C’est sans doute la parade la plus puissante et la plus méconnue des assurés. Pour que la prescription biennale puisse vous être opposée, votre assureur a l'obligation légale de la mentionner très clairement dans votre contrat.

Et la jurisprudence, c'est-à-dire les décisions des tribunaux, est devenue extrêmement sévère sur ce point. Un simple renvoi aux articles de loi ne suffit plus. La Cour de cassation exige que la police d'assurance rappelle de manière exhaustive non seulement le délai de deux ans, mais aussi ses différents points de départ possibles et la totalité des causes d'interruption, y compris celles du Code civil et celles spécifiques au Code des assurances.


Si une seule de ces mentions manque ou est incomplète - par exemple, l'oubli de mentionner l'envoi recommandé électronique comme cause d'interruption - la clause est considérée comme non écrite.


La conséquence est radicale: la prescription biennale devient « inopposable » à l'assuré. L'assureur ne peut plus s'en prévaloir pour refuser son dû, et c'est alors le délai de droit commun de cinq ans qui s'applique.


Je ne compte plus les dossiers arrivés sur mon bureau où des assurés, désemparés, s'apprêtaient à abandonner après avoir reçu une lettre de refus de leur compagnie d'assurance, une lettre bien propre sur elle avec la petite musique glaçante de l'article L114-1. On se sent bien petit dans ces moments-là. Et puis, on se plonge dans les 80 pages des conditions générales du contrat, ce document que personne ne lit jamais, et là... la magie opère. On trouve la faille. L'oubli d'une cause d'interruption, une formulation ambiguë. C'est un sentiment assez jubilatoire, je dois l'avouer, que de pouvoir répondre à l'assureur que sa propre arme, celle qu'il brandissait avec tant d'assurance, est en réalité déchargée. C'est la victoire du pot de terre, et c'est un peu pour ces moments-là qu'on fait ce métier.


👉 Naviguer dans ces méandres juridiques est une expertise. Face à un refus de garantie fondé sur la prescription, l’analyse d’un expert d’assuré peut révéler la faille qui changera l’issue de votre dossier. Avant d’accepter une décision qui vous semble injuste, un second avis est souvent salutaire. N'hésitez pas à contacter notre cabinet.

Est-ce que les négociations avec l'assureur interrompent la prescription?

Non, absolument pas. C'est l'un des pièges les plus courants. Les échanges de mails, les appels téléphoniques ou les discussions avec un gestionnaire ou un expert amiable ne stoppent pas le délai. Seuls les actes formels comme une lettre recommandée demandant le paiement, une assignation en justice ou la désignation officielle d'un expert peuvent interrompre la prescription.

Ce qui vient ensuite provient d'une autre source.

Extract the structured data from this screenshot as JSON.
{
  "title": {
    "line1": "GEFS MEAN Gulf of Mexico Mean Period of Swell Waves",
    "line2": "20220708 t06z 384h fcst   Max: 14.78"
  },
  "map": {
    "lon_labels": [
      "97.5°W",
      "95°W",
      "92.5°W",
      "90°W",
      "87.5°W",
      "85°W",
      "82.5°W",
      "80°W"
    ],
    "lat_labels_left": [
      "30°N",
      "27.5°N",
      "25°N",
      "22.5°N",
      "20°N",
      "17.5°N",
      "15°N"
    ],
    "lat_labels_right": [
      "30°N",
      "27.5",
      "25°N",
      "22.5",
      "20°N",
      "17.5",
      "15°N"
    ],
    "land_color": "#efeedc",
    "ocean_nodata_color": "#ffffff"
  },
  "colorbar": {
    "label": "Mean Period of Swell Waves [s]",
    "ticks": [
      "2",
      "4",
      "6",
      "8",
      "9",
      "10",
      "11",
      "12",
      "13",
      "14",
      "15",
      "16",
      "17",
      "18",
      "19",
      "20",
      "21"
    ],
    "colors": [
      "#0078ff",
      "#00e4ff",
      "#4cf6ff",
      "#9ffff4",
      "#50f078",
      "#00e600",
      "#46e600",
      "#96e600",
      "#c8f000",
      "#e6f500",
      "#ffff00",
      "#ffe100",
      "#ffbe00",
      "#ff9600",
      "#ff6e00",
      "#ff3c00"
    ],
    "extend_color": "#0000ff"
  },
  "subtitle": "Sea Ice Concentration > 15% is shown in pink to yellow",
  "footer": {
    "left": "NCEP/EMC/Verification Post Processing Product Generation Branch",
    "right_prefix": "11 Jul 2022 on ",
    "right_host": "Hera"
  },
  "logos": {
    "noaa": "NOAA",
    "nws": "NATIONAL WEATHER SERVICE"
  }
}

Cette prescription de deux ans s'applique-t-elle à tous les contrats d'assurance?

Elle s'applique à la grande majorité des actions dérivant d'un contrat d'assurance, y compris pour la perte d'exploitation. Il existe cependant des exceptions notables. Pour les contrats d'assurance-vie, lorsque le bénéficiaire est une personne différente du souscripteur, le délai est porté à dix ans. Ce délai de dix ans s'applique aussi pour les bénéficiaires d'un assuré décédé dans le cadre d'une assurance contre les accidents corporels.

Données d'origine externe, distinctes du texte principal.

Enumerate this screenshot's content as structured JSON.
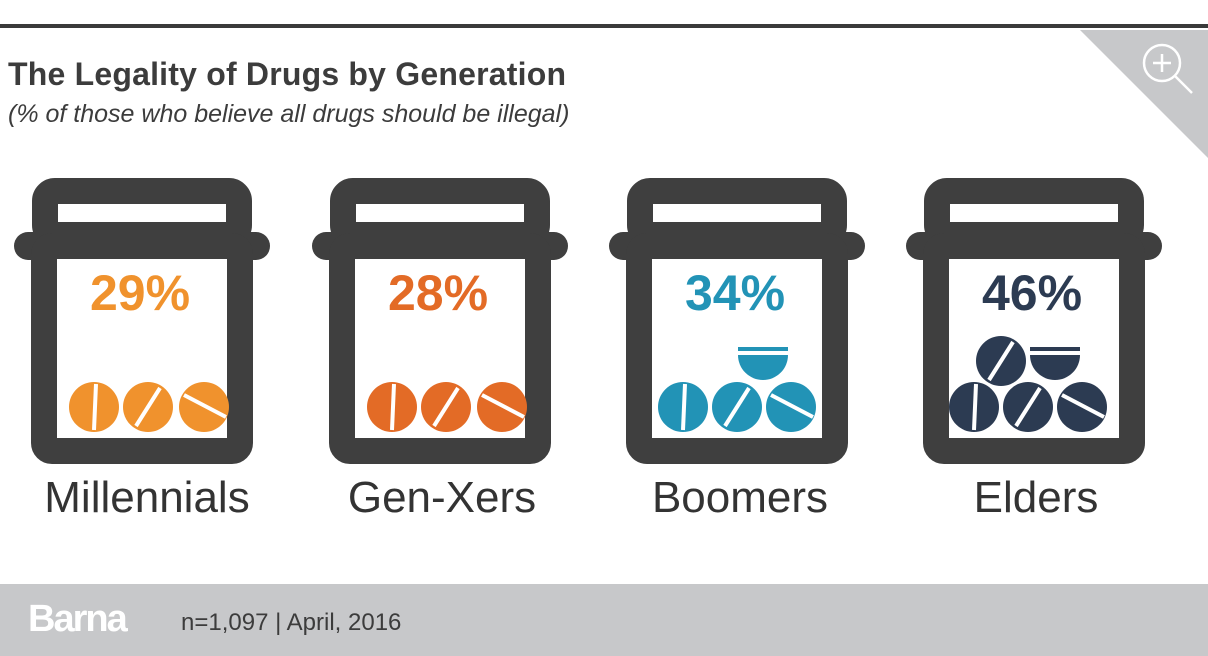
{
  "header": {
    "title": "The Legality of Drugs by Generation",
    "subtitle": "(% of those who believe all drugs should be illegal)",
    "zoom_icon": "zoom-in-icon"
  },
  "chart_data": {
    "type": "bar",
    "title": "The Legality of Drugs by Generation",
    "subtitle": "(% of those who believe all drugs should be illegal)",
    "categories": [
      "Millennials",
      "Gen-Xers",
      "Boomers",
      "Elders"
    ],
    "values": [
      29,
      28,
      34,
      46
    ],
    "value_labels": [
      "29%",
      "28%",
      "34%",
      "46%"
    ],
    "unit": "%",
    "colors": [
      "#f0922d",
      "#e36b26",
      "#2293b6",
      "#2c3b52"
    ],
    "pills_per_category": [
      3,
      3,
      4,
      5
    ]
  },
  "footer": {
    "brand": "Barna",
    "source": "n=1,097  |  April, 2016"
  }
}
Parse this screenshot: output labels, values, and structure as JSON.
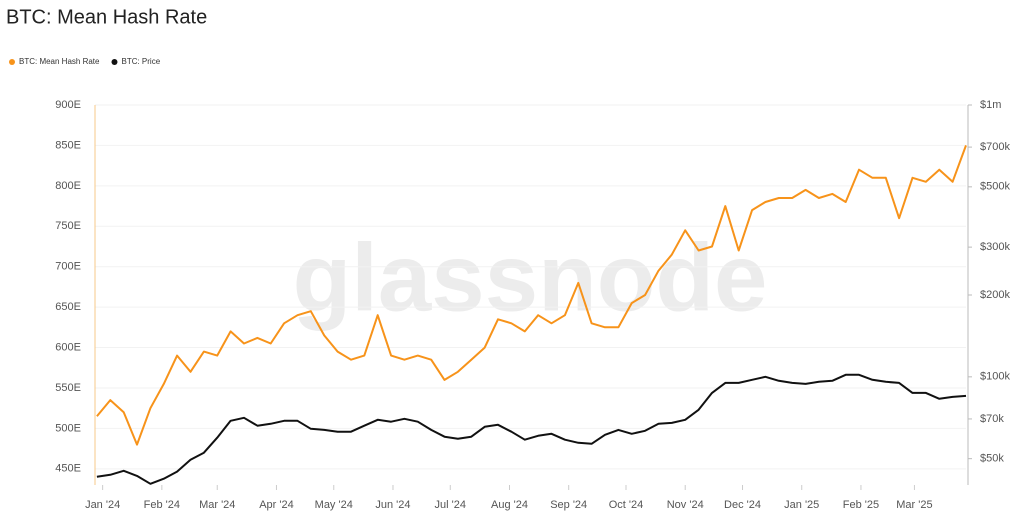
{
  "chart_data": {
    "type": "line",
    "title": "BTC: Mean Hash Rate",
    "watermark": "glassnode",
    "x": [
      -3,
      4,
      11,
      18,
      25,
      32,
      39,
      46,
      53,
      60,
      67,
      74,
      81,
      88,
      95,
      102,
      109,
      116,
      123,
      130,
      137,
      144,
      151,
      158,
      165,
      172,
      179,
      186,
      193,
      200,
      207,
      214,
      221,
      228,
      235,
      242,
      249,
      256,
      263,
      270,
      277,
      284,
      291,
      298,
      305,
      312,
      319,
      326,
      333,
      340,
      347,
      354,
      361,
      368,
      375,
      382,
      389,
      396,
      403,
      410,
      417,
      424,
      431,
      438,
      445,
      452
    ],
    "xlim": [
      -4,
      452
    ],
    "xticks": [
      {
        "value": 0,
        "label": "Jan '24"
      },
      {
        "value": 31,
        "label": "Feb '24"
      },
      {
        "value": 60,
        "label": "Mar '24"
      },
      {
        "value": 91,
        "label": "Apr '24"
      },
      {
        "value": 121,
        "label": "May '24"
      },
      {
        "value": 152,
        "label": "Jun '24"
      },
      {
        "value": 182,
        "label": "Jul '24"
      },
      {
        "value": 213,
        "label": "Aug '24"
      },
      {
        "value": 244,
        "label": "Sep '24"
      },
      {
        "value": 274,
        "label": "Oct '24"
      },
      {
        "value": 305,
        "label": "Nov '24"
      },
      {
        "value": 335,
        "label": "Dec '24"
      },
      {
        "value": 366,
        "label": "Jan '25"
      },
      {
        "value": 397,
        "label": "Feb '25"
      },
      {
        "value": 425,
        "label": "Mar '25"
      }
    ],
    "ylim": [
      430,
      900
    ],
    "yticks": [
      {
        "value": 450,
        "label": "450E"
      },
      {
        "value": 500,
        "label": "500E"
      },
      {
        "value": 550,
        "label": "550E"
      },
      {
        "value": 600,
        "label": "600E"
      },
      {
        "value": 650,
        "label": "650E"
      },
      {
        "value": 700,
        "label": "700E"
      },
      {
        "value": 750,
        "label": "750E"
      },
      {
        "value": 800,
        "label": "800E"
      },
      {
        "value": 850,
        "label": "850E"
      },
      {
        "value": 900,
        "label": "900E"
      }
    ],
    "y2lim": [
      40000,
      1000000
    ],
    "y2log": true,
    "y2ticks": [
      {
        "value": 50000,
        "label": "$50k"
      },
      {
        "value": 70000,
        "label": "$70k"
      },
      {
        "value": 100000,
        "label": "$100k"
      },
      {
        "value": 200000,
        "label": "$200k"
      },
      {
        "value": 300000,
        "label": "$300k"
      },
      {
        "value": 500000,
        "label": "$500k"
      },
      {
        "value": 700000,
        "label": "$700k"
      },
      {
        "value": 1000000,
        "label": "$1m"
      }
    ],
    "grid": true,
    "legend": "top-left",
    "series": [
      {
        "name": "BTC: Mean Hash Rate",
        "color": "#f7931a",
        "axis": "y",
        "values": [
          515,
          535,
          520,
          480,
          525,
          555,
          590,
          570,
          595,
          590,
          620,
          605,
          612,
          605,
          630,
          640,
          645,
          615,
          595,
          585,
          590,
          640,
          590,
          585,
          590,
          585,
          560,
          570,
          585,
          600,
          635,
          630,
          620,
          640,
          630,
          640,
          680,
          630,
          625,
          625,
          655,
          665,
          695,
          715,
          745,
          720,
          725,
          775,
          720,
          770,
          780,
          785,
          785,
          795,
          785,
          790,
          780,
          820,
          810,
          810,
          760,
          810,
          805,
          820,
          805,
          850
        ]
      },
      {
        "name": "BTC: Price",
        "color": "#111111",
        "axis": "y2",
        "values": [
          42900,
          43600,
          45100,
          43200,
          40400,
          42200,
          44800,
          49500,
          52600,
          59700,
          68900,
          70700,
          66100,
          67200,
          68900,
          68900,
          64400,
          63800,
          62800,
          62800,
          66100,
          69500,
          68400,
          70100,
          68400,
          63800,
          60200,
          59200,
          60200,
          65500,
          66600,
          62800,
          58700,
          60700,
          61700,
          58700,
          57200,
          56700,
          61200,
          63800,
          61700,
          63300,
          67200,
          67700,
          69500,
          75600,
          87300,
          95000,
          95000,
          97500,
          100000,
          96700,
          95000,
          94200,
          95900,
          96700,
          101700,
          101700,
          97500,
          95900,
          95000,
          87300,
          87300,
          83000,
          84400,
          85100
        ]
      }
    ]
  }
}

Que se passe-t-il si mon contrat ne mentionne pas du tout la prescription biennale?

Si votre contrat est totalement silencieux sur les règles de la prescription, alors l'assureur ne peut pas vous l'opposer. La jurisprudence est constante sur ce point. En l'absence de cette clause informative obligatoire, l'action de l'assuré n'est plus enfermée dans le délai de deux ans. C'est alors le délai de prescription de droit commun, fixé à cinq ans par le Code civil, qui a vocation à s'appliquer.